Jose Rodriguez, the CIA official who gave the order to destroy the tapes, is at the center of Justice Department and congressional investigations into who approved the plan and whether it was illegal. His attorney, Robert Bennett, said Goss and Rodriguez met several times to discuss the tapes and Goss was never critical of Rodriquez' decision.
After a first round of hearings on Capitol Hill, the top Republican on the House Intelligence Committee said Rodriguez defied orders that the tapes be preserved.
Bennett disputed that in a telephone interview, saying Goss offered Rodriguez "not a word of criticism when they met, either before or right after the destruction."
The tapes, made in 2002, showed the harsh interrogation by CIA officers of two alleged al-Qaida terrorists, both of whom are known to have undergone waterboarding, which gives the subject the sensation of drowning.
Rodriguez was the head of the CIA's National Clandestine Service, which oversees spying operations and interrogations. Bennett said Goss was "well aware of the situation" when Rodriguez gave the order to destroy the tapes in November 2005.

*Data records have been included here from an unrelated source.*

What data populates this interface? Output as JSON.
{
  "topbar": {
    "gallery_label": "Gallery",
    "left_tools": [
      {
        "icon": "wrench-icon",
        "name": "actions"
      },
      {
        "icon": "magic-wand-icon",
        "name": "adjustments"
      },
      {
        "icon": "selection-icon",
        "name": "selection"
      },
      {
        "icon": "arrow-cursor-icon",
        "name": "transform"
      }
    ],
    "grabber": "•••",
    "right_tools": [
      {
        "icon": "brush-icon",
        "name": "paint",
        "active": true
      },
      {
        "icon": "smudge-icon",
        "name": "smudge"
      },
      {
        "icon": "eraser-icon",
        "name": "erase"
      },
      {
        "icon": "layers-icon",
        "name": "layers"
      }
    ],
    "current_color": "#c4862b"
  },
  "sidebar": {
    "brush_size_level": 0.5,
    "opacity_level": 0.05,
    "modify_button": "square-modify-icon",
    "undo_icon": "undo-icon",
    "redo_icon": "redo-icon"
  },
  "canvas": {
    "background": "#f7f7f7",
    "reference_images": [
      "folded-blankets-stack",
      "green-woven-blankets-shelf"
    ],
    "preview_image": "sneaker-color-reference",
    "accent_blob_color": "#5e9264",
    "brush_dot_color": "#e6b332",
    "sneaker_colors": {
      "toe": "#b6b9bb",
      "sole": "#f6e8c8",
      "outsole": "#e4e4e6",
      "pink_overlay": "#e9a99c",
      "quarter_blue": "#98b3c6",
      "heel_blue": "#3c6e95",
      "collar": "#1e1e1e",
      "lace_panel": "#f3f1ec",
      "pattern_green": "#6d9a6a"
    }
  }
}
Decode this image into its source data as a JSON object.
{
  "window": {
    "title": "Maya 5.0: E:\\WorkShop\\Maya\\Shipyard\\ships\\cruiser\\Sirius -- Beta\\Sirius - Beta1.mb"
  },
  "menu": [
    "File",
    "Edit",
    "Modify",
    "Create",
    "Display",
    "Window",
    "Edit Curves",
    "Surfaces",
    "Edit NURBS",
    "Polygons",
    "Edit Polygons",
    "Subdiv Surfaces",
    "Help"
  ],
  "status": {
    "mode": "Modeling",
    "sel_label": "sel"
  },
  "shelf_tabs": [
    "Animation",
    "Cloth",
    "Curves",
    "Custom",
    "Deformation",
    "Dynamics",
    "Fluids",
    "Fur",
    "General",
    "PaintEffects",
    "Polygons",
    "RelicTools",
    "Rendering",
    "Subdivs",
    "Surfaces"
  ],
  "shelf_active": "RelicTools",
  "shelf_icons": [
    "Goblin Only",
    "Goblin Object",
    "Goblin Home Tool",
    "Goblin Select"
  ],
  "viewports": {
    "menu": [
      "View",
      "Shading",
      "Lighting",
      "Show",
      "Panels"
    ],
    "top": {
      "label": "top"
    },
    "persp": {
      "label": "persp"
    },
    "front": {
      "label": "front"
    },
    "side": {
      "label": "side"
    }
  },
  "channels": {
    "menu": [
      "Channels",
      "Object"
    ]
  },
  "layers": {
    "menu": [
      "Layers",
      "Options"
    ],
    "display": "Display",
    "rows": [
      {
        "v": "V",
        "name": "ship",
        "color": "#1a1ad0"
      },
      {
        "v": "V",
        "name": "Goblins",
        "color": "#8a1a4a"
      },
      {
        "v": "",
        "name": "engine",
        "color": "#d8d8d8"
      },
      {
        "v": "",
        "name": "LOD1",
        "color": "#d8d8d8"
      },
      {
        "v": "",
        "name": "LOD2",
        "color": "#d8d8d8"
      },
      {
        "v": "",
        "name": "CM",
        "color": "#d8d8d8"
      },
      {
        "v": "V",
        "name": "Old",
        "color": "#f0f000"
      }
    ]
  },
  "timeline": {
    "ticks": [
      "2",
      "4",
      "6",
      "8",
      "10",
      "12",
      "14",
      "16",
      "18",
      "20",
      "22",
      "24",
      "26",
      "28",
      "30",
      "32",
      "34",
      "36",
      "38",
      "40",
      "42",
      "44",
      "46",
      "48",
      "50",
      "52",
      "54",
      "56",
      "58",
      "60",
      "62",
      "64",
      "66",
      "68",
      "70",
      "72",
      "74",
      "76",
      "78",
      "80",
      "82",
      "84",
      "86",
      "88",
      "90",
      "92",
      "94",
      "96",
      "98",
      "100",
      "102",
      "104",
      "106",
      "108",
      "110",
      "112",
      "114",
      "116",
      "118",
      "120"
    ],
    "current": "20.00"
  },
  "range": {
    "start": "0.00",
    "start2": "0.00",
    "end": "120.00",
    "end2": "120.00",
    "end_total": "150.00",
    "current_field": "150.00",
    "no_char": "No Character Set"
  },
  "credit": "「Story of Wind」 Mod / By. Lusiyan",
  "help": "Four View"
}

Asked this week about whether he approved the decision, Goss refused to discuss it. He said he would likely be able to talk about it someday, but not now.
Other intelligence officials familiar with Goss' thinking say he recommended against the tapes' destruction. But they would not discuss the dispute publicly because of the ongoing investigation.
Investigators want to know how the plan worked its way through the Bush administration - from the CIA to the Justice Department and White House - and who signed off on it.
Attorney General Michael Mukasey recently went outside of Washington and picked John Durham, a career federal prosecutor from Connecticut, to oversee the tapes investigation. Lawmakers have pledged to continue with their inquiry despite the criminal case.
Rodriguez was scheduled to testify on Capitol Hill this week. Rep. Pete Hoekstra, R-Mich., the Intelligence Committee's top Republican, said he wants Rodriguez to help lawmakers determine who made the final call to destroy the tapes.
Because of the criminal case, however, Bennett told lawmakers his client would not testify without a promise of immunity. That could torpedo the criminal case, since anything said under an immunity deal can't be used in court.
Lawmakers pledged not to do anything to jeopardize the criminal case.